Wednesday, 25 September 2013

An afternoon for Korea


By New Worker correspondent
FRIENDS of the Korean revolution returned to the historic Lucas Arms in north London on Saturday for a further celebration of the foundation of the Democratic People’s Republic of Korea. Academics and school students joined Korean solidarity workers to take part in the meeting called by the British Juché Idea Study Group at the Kings Cross pub, which has been a working class venue for many years and was the place where the Committee to Defeat Revisionism for Communist Unity was founded to challenge the leadership of the old Communist Party of Great Britain in 1963.
             Dermot Hudson opened the meeting by saying that the 65th anniversary of the DPRK was proudly celebrated by the successful Worker-Peasant Red Guard parade in the DPRK on September. He also paid tribute to Madame Kim Jong Suk the mother of Korea who passed away 64 years ago on the 22nd September.
                  Shaun Pickford, the secretary general of the group, was unable to travel into London as his father is gravely ill. But he sent a paper that stressed the remarkable achievements of Democratic Korea over the past 65 years, including free medical care, free housing, no taxation and other benefits of the DPRK's social system. In the DPRK there is the tradition of collectivism throughout society, the spirit of single-hearted unity.
Dermot then followed with a contribution on the Juché and Songun politics that had transformed the DPR Korea into a modern socialist republic. And this was taken up Dr Hugh Goodacre, a senior lecturer in economics who explained the deep significance of anniversary of the foundation within the context of the Juché Idea. He said that in the DPRK the people are the masters of the state.  The great leader President Kim Il Sung was a great man of the people, Hugh said, who mixed with workers and farmers and even shook the ink-stained hands of academics!
Dr Goodacre, who is an accomplished linguist, demonstrated his talents by singing the national anthem of the DPRK in Korean to the applause of the audience and the meeting ended in informal discussion and a buffet.

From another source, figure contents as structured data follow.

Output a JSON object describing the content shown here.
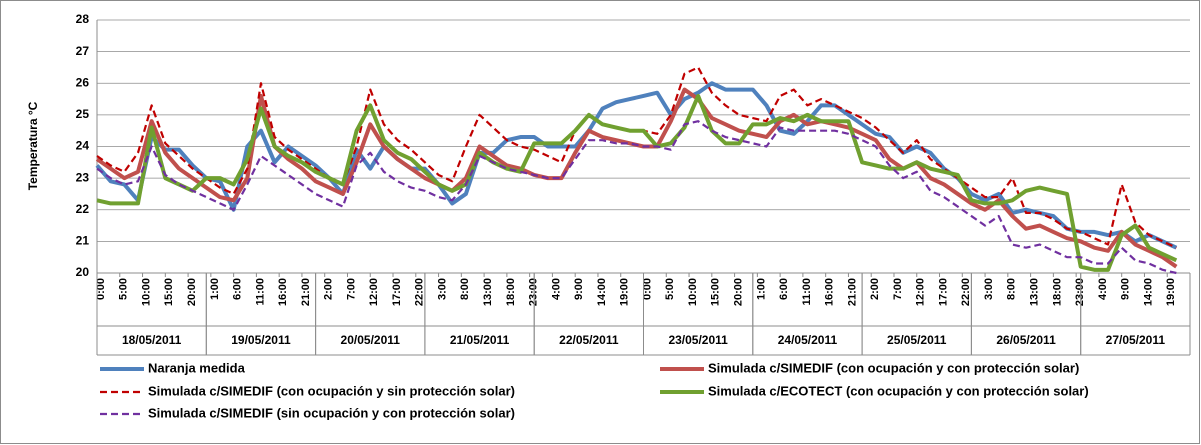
{
  "chart_data": {
    "type": "line",
    "y_label": "Temperatura °C",
    "ylim": [
      20,
      28
    ],
    "yticks": [
      20,
      21,
      22,
      23,
      24,
      25,
      26,
      27,
      28
    ],
    "grid": true,
    "xlim": [
      0,
      240
    ],
    "xticks": [
      {
        "value": 0,
        "label": "0:00"
      },
      {
        "value": 5,
        "label": "5:00"
      },
      {
        "value": 10,
        "label": "10:00"
      },
      {
        "value": 15,
        "label": "15:00"
      },
      {
        "value": 20,
        "label": "20:00"
      },
      {
        "value": 25,
        "label": "1:00"
      },
      {
        "value": 30,
        "label": "6:00"
      },
      {
        "value": 35,
        "label": "11:00"
      },
      {
        "value": 40,
        "label": "16:00"
      },
      {
        "value": 45,
        "label": "21:00"
      },
      {
        "value": 50,
        "label": "2:00"
      },
      {
        "value": 55,
        "label": "7:00"
      },
      {
        "value": 60,
        "label": "12:00"
      },
      {
        "value": 65,
        "label": "17:00"
      },
      {
        "value": 70,
        "label": "22:00"
      },
      {
        "value": 75,
        "label": "3:00"
      },
      {
        "value": 80,
        "label": "8:00"
      },
      {
        "value": 85,
        "label": "13:00"
      },
      {
        "value": 90,
        "label": "18:00"
      },
      {
        "value": 95,
        "label": "23:00"
      },
      {
        "value": 100,
        "label": "4:00"
      },
      {
        "value": 105,
        "label": "9:00"
      },
      {
        "value": 110,
        "label": "14:00"
      },
      {
        "value": 115,
        "label": "19:00"
      },
      {
        "value": 120,
        "label": "0:00"
      },
      {
        "value": 125,
        "label": "5:00"
      },
      {
        "value": 130,
        "label": "10:00"
      },
      {
        "value": 135,
        "label": "15:00"
      },
      {
        "value": 140,
        "label": "20:00"
      },
      {
        "value": 145,
        "label": "1:00"
      },
      {
        "value": 150,
        "label": "6:00"
      },
      {
        "value": 155,
        "label": "11:00"
      },
      {
        "value": 160,
        "label": "16:00"
      },
      {
        "value": 165,
        "label": "21:00"
      },
      {
        "value": 170,
        "label": "2:00"
      },
      {
        "value": 175,
        "label": "7:00"
      },
      {
        "value": 180,
        "label": "12:00"
      },
      {
        "value": 185,
        "label": "17:00"
      },
      {
        "value": 190,
        "label": "22:00"
      },
      {
        "value": 195,
        "label": "3:00"
      },
      {
        "value": 200,
        "label": "8:00"
      },
      {
        "value": 205,
        "label": "13:00"
      },
      {
        "value": 210,
        "label": "18:00"
      },
      {
        "value": 215,
        "label": "23:00"
      },
      {
        "value": 220,
        "label": "4:00"
      },
      {
        "value": 225,
        "label": "9:00"
      },
      {
        "value": 230,
        "label": "14:00"
      },
      {
        "value": 235,
        "label": "19:00"
      }
    ],
    "x_groups": [
      {
        "label": "18/05/2011",
        "range": [
          0,
          24
        ]
      },
      {
        "label": "19/05/2011",
        "range": [
          24,
          48
        ]
      },
      {
        "label": "20/05/2011",
        "range": [
          48,
          72
        ]
      },
      {
        "label": "21/05/2011",
        "range": [
          72,
          96
        ]
      },
      {
        "label": "22/05/2011",
        "range": [
          96,
          120
        ]
      },
      {
        "label": "23/05/2011",
        "range": [
          120,
          144
        ]
      },
      {
        "label": "24/05/2011",
        "range": [
          144,
          168
        ]
      },
      {
        "label": "25/05/2011",
        "range": [
          168,
          192
        ]
      },
      {
        "label": "26/05/2011",
        "range": [
          192,
          216
        ]
      },
      {
        "label": "27/05/2011",
        "range": [
          216,
          240
        ]
      }
    ],
    "x": [
      0,
      3,
      6,
      9,
      12,
      15,
      18,
      21,
      24,
      27,
      30,
      33,
      36,
      39,
      42,
      45,
      48,
      51,
      54,
      57,
      60,
      63,
      66,
      69,
      72,
      75,
      78,
      81,
      84,
      87,
      90,
      93,
      96,
      99,
      102,
      105,
      108,
      111,
      114,
      117,
      120,
      123,
      126,
      129,
      132,
      135,
      138,
      141,
      144,
      147,
      150,
      153,
      156,
      159,
      162,
      165,
      168,
      171,
      174,
      177,
      180,
      183,
      186,
      189,
      192,
      195,
      198,
      201,
      204,
      207,
      210,
      213,
      216,
      219,
      222,
      225,
      228,
      231,
      234,
      237
    ],
    "series": [
      {
        "name": "Naranja medida",
        "color": "#4f81bd",
        "style": "solid",
        "values": [
          23.4,
          22.9,
          22.8,
          22.3,
          24.3,
          23.9,
          23.9,
          23.4,
          23.0,
          22.9,
          22.0,
          24.0,
          24.5,
          23.5,
          24.0,
          23.7,
          23.4,
          23.0,
          22.5,
          23.9,
          23.3,
          24.0,
          23.6,
          23.3,
          23.3,
          22.8,
          22.2,
          22.5,
          23.8,
          23.8,
          24.2,
          24.3,
          24.3,
          24.0,
          24.0,
          24.0,
          24.5,
          25.2,
          25.4,
          25.5,
          25.6,
          25.7,
          25.0,
          25.5,
          25.7,
          26.0,
          25.8,
          25.8,
          25.8,
          25.3,
          24.5,
          24.4,
          24.8,
          25.3,
          25.3,
          25.0,
          24.7,
          24.4,
          24.3,
          23.8,
          24.0,
          23.8,
          23.3,
          23.0,
          22.5,
          22.3,
          22.5,
          21.9,
          22.0,
          21.9,
          21.8,
          21.4,
          21.3,
          21.3,
          21.2,
          21.3,
          21.0,
          21.2,
          21.0,
          20.8
        ]
      },
      {
        "name": "Simulada c/SIMEDIF (con ocupación y con protección solar)",
        "color": "#c0504d",
        "style": "solid",
        "values": [
          23.6,
          23.3,
          23.0,
          23.2,
          24.8,
          23.8,
          23.3,
          23.0,
          22.7,
          22.4,
          22.3,
          23.0,
          25.6,
          24.0,
          23.6,
          23.3,
          22.9,
          22.7,
          22.5,
          23.5,
          24.7,
          24.0,
          23.6,
          23.3,
          23.0,
          22.8,
          22.6,
          23.0,
          24.0,
          23.7,
          23.4,
          23.3,
          23.1,
          23.0,
          23.0,
          23.8,
          24.5,
          24.3,
          24.2,
          24.1,
          24.0,
          24.0,
          24.8,
          25.8,
          25.5,
          24.9,
          24.7,
          24.5,
          24.4,
          24.3,
          24.8,
          25.0,
          24.7,
          24.8,
          24.7,
          24.6,
          24.4,
          24.2,
          23.6,
          23.3,
          23.5,
          23.0,
          22.8,
          22.5,
          22.2,
          22.0,
          22.3,
          21.8,
          21.4,
          21.5,
          21.3,
          21.1,
          21.0,
          20.8,
          20.7,
          21.3,
          20.9,
          20.7,
          20.5,
          20.2
        ]
      },
      {
        "name": "Simulada c/SIMEDIF (con ocupación y sin protección solar)",
        "color": "#c00000",
        "style": "dashed",
        "values": [
          23.7,
          23.4,
          23.2,
          23.8,
          25.3,
          24.1,
          23.7,
          23.3,
          23.0,
          22.7,
          22.5,
          23.3,
          26.0,
          24.3,
          23.9,
          23.6,
          23.3,
          23.0,
          22.8,
          24.0,
          25.8,
          24.7,
          24.2,
          23.9,
          23.5,
          23.1,
          22.9,
          24.0,
          25.0,
          24.6,
          24.2,
          24.0,
          23.9,
          23.7,
          23.5,
          24.5,
          25.0,
          24.7,
          24.6,
          24.5,
          24.5,
          24.4,
          25.0,
          26.3,
          26.5,
          25.7,
          25.3,
          25.0,
          24.9,
          24.8,
          25.6,
          25.8,
          25.3,
          25.5,
          25.3,
          25.1,
          24.9,
          24.6,
          24.2,
          23.8,
          24.2,
          23.6,
          23.3,
          23.0,
          22.7,
          22.4,
          22.4,
          23.0,
          21.9,
          21.9,
          21.7,
          21.4,
          21.3,
          21.1,
          20.9,
          22.8,
          21.6,
          21.2,
          21.0,
          20.8
        ]
      },
      {
        "name": "Simulada c/ECOTECT (con ocupación y con protección solar)",
        "color": "#70a030",
        "style": "solid",
        "values": [
          22.3,
          22.2,
          22.2,
          22.2,
          24.6,
          23.0,
          22.8,
          22.6,
          23.0,
          23.0,
          22.8,
          23.6,
          25.2,
          24.0,
          23.7,
          23.5,
          23.2,
          23.0,
          22.8,
          24.5,
          25.3,
          24.2,
          23.8,
          23.6,
          23.2,
          22.8,
          22.6,
          22.8,
          23.8,
          23.5,
          23.3,
          23.2,
          24.1,
          24.1,
          24.1,
          24.5,
          25.0,
          24.7,
          24.6,
          24.5,
          24.5,
          24.0,
          24.1,
          24.6,
          25.6,
          24.5,
          24.1,
          24.1,
          24.7,
          24.7,
          24.9,
          24.8,
          25.0,
          24.8,
          24.8,
          24.8,
          23.5,
          23.4,
          23.3,
          23.3,
          23.5,
          23.3,
          23.2,
          23.1,
          22.3,
          22.2,
          22.2,
          22.3,
          22.6,
          22.7,
          22.6,
          22.5,
          20.2,
          20.1,
          20.1,
          21.2,
          21.5,
          20.8,
          20.6,
          20.4
        ]
      },
      {
        "name": "Simulada c/SIMEDIF (sin ocupación y con protección solar)",
        "color": "#7030a0",
        "style": "dashed",
        "values": [
          23.3,
          23.0,
          22.8,
          22.9,
          24.0,
          23.1,
          22.8,
          22.6,
          22.4,
          22.2,
          22.0,
          22.8,
          23.7,
          23.4,
          23.1,
          22.8,
          22.5,
          22.3,
          22.1,
          23.4,
          23.8,
          23.2,
          22.9,
          22.7,
          22.6,
          22.4,
          22.3,
          22.8,
          23.7,
          23.5,
          23.3,
          23.2,
          23.1,
          23.0,
          23.0,
          23.6,
          24.2,
          24.2,
          24.1,
          24.1,
          24.0,
          24.0,
          23.9,
          24.7,
          24.8,
          24.5,
          24.3,
          24.2,
          24.1,
          24.0,
          24.6,
          24.5,
          24.5,
          24.5,
          24.5,
          24.4,
          24.2,
          24.0,
          23.4,
          23.0,
          23.2,
          22.6,
          22.4,
          22.1,
          21.8,
          21.5,
          21.8,
          20.9,
          20.8,
          20.9,
          20.7,
          20.5,
          20.5,
          20.3,
          20.3,
          20.8,
          20.4,
          20.3,
          20.1,
          20.0
        ]
      }
    ]
  }
}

Tuesday, 17 September 2013

Sixty-Five Fighting Years!


By New Worker correspondent
ON THE 9th SEPTEMBER 1948 the Democratic People’s Republic of Korea was established in the free northern part of the Korean peninsula that had once been part of the Japanese Empire. In the DPRK it is a public holiday and hundreds of thousands of Koreans packed Kim Il Sung Square in Pyongyang for a spectacular military and civilian parade through the capital.
It’s a special day for Koreans on both sides of the divided country and amongst the overseas Korean community because on that day in 1948 the Korean people expressed their democratic will through popular power and immediately took the first steps towards building a new socialist life for the workers and peasants who had fought to free themselves from the Japanese yoke that had enslaved them for many decades.

 It’s also special day for communists all over the world who showed their solidarity with Democratic Korea. London was no exception. Communists and Korean solidarity activists joined diplomats, journalists and business-people at a lunch-time reception at the DPRK embassy that was opened by DPRK ambassador Hyong Hak Bong last week.
Andy Brooks, Hyong Hak Bong and Michael Chant at the reception
 The leaders of the NCP and the RCPB (ML), Andy Brooks and Michael Chant, were there along with veteran London communist Monty Goldman from the CPB, who was jailed for two months for protesting against the Korean War, as well as Daphne Liddle, the joint editor of the New Worker, and Dermot Hudson from the Korean Friendship Association.

And Comrade Hyong Hak Bong returned to south London as guest of honour at a meeting and social to honour the 65th anniversary of the founding of the Democratic People’s Republic of Korea that was opened by Andy Brooks, who chairs the Friends of Korea, in south London on Sunday.
The event, at the south London headquarters of the RCPB (ML) kicked off with a spirited rendition of the DPRK national anthem and the Song of Kim Il Sung by the violinist Leslie Larkum, who has recently visited Democratic Korea. This was followed by the screening of a documentary covering the recent visit of a RCPB (ML) delegation to Democratic Korea produced by one of their own comrades.
Comrades heard lively eye-witness reports from comrades who took part in the recent 60th anniversary celebration in the DPRK of the Korean people’s victory in the Fatherland Liberation War in July. Michael Chant, Leslie Larkum and Dermot Hudson painted a vivid picture of Democratic Korea which is led by Kim Jong Un and guided by Marxism-Leninism and the Juché Idea and also determined to struggle for reunification and defend its socialist path.
Comrade Hyong Hak Bong addresses the meeting
 And a 16-year-old student who was also in Pyongyang in July told us about his impressions of the socialist capital and his struggle to tell the truth at school about the reality of the DPRK today.
Other friends of Korea, like John McLeod of the Socialist Labour Party and Theo Russell of the NCP, who have also been to north Korea, joined in a general discussion that ended with an appeal from Hyong Hak Bong for everyone to go to the DPRK, if they can, and see for the new life for the Korean people with their own eyes.